Creating Long-Term Impact in a World That Requires Short-Term Results: What Is Missing from Academic Discourse on Systems Change
探讨系统变革工作中长期影响与短期评估结构之间的冲突,识别出资金周期短、实时评估难和权力不对称三大实践挑战,呼吁组织学者开展更多实证研究。
This essay explores a critical but underexamined challenge in systems change work: the disconnect between the long-term nature of meaningful impact and the short-term structures that shape how social and environmental efforts are funded, evaluated, and executed. Practitioners navigating complex problems feel this tension acutely, often making constrained decisions about feasibility, framing, and measurement under short-term pressures. The coauthors bring complementary expertise: one is an academic publishing on systems thinking in organization studies, aware of the literature’s theoretical sophistication but practical blind spots; the other is a practitioner with a PhD in systems thinking and two decades of experience across military, governmental, and nonprofit contexts worldwide. While systems thinking is widely promoted in both academic and managerial domains, the lived realities of practicing it remain idealized and insufficiently studied.

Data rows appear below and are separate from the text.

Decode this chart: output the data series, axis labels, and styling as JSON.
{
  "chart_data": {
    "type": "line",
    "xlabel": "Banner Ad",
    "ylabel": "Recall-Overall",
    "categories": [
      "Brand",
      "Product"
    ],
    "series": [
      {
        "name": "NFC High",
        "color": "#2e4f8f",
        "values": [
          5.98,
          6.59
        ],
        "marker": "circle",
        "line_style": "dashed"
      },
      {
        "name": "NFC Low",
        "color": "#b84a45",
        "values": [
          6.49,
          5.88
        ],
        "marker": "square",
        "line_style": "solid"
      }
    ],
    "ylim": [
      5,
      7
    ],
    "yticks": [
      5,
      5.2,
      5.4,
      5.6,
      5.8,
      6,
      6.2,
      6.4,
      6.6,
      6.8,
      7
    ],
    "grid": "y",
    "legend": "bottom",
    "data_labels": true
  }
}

This essay identifies three practical challenges: (1) funding systems change on short timelines, (2) scoping and evaluating systems work in real time, and (3) navigating power asymmetries between funders, beneficiaries, and consultants. Without deeper inquiry into the organizational and relational conditions shaping systems practice, organizational scholars risk drifting from relevance, favoring short-term, easy-to-measure results over the deep, systemic changes needed to tackle complex problems. More evidence-based research by organizational scholars is urgently needed.